Becoming the Invisible Woman

Sarah Wanendeya
Drayton Arms Theatre

Sarah Wanendeya as the woman Credit: Peter Clark
Becoming the Invisible Woman Credit: Peter Clark
Becoming the Invisible Woman Credit: Peter Clark

According to the UK Census of 2010, there were more females than males in the population, but you wouldn’t know that from the representation of women in the media, in the judiciary, in practically any institution. Women must have become invisible.

Sarah Wanendeya’s gentle play explores the experience of invisibility in one woman. The first section is an amusing awakening and examination of what it’s like to discover you have become a middle-aged woman.

The second section has the same woman reflecting briefly on moments in her life when she felt free and then expressing a determination to make middle age, a creative and satisfying experience.

The show opens with a figure suddenly popping out of a mound of clean, dry washing. Looking dazed, she immediately starts to fold the clothes neatly into a basket.

Her age 48 appears on her dressing gown. Around her waist there is a chain. That chain will prevent her first attempt to move away from the washing.

A chorus of middle-aged women enter in white lab coats, carrying clipboards on which are a series of questions about the way she sees herself, the way she feels, the way she is treated.

Her answers reveal an absence of treatment as if with age she had become less useful, less significant. She tells the chorus, “I felt censored, suffocating… a shrunken version of myself.”

In the second section, she recalls special moments, when she felt free dancing to the music of The Fall aged 14, dancing at university in Manchester to house music at age 18. They were times when youth culture gave her a sense of belonging.
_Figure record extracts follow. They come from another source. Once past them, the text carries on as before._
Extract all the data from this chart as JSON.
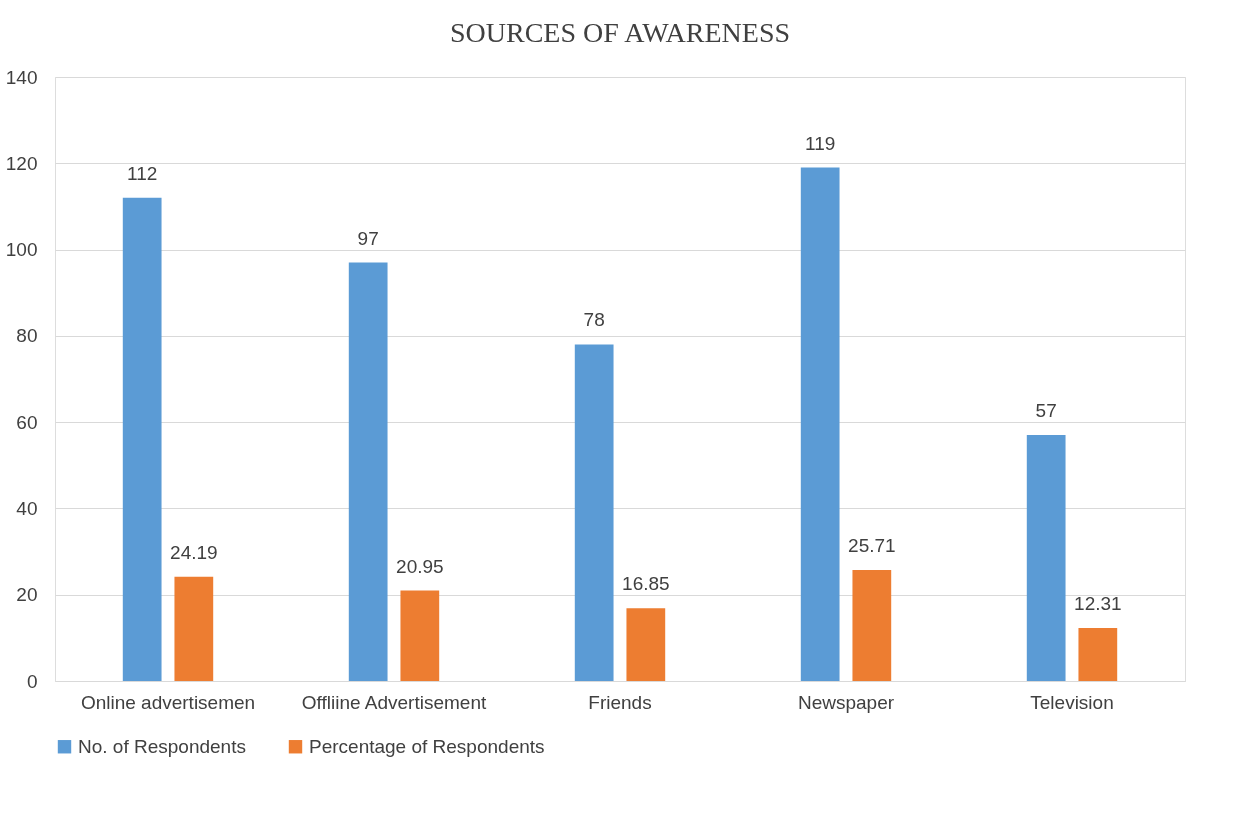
{
  "chart_data": {
    "type": "bar",
    "title": "SOURCES OF AWARENESS",
    "categories": [
      "Online advertisemen",
      "Offliine Advertisement",
      "Friends",
      "Newspaper",
      "Television"
    ],
    "series": [
      {
        "name": "No. of Respondents",
        "color": "#5b9bd5",
        "values": [
          112,
          97,
          78,
          119,
          57
        ]
      },
      {
        "name": "Percentage of Respondents",
        "color": "#ed7d31",
        "values": [
          24.19,
          20.95,
          16.85,
          25.71,
          12.31
        ]
      }
    ],
    "ylim": [
      0,
      140
    ],
    "yticks": [
      0,
      20,
      40,
      60,
      80,
      100,
      120,
      140
    ],
    "grid": "y",
    "legend": "bottom",
    "data_labels": true
  }
}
Despite regarding her middle-aged self as “flabbier” in mind and body, she tells us she is determined to have a more creative life as an actor.

The fifty-minute play often edges into the sentimental and never really challenges the society that continues to imprison and misrepresent women. But the mood is hopeful, encouraging. The language is always engaging, sometimes with a poetic tilt. This is a positive uplifting story of a woman’s determination to shape her own life.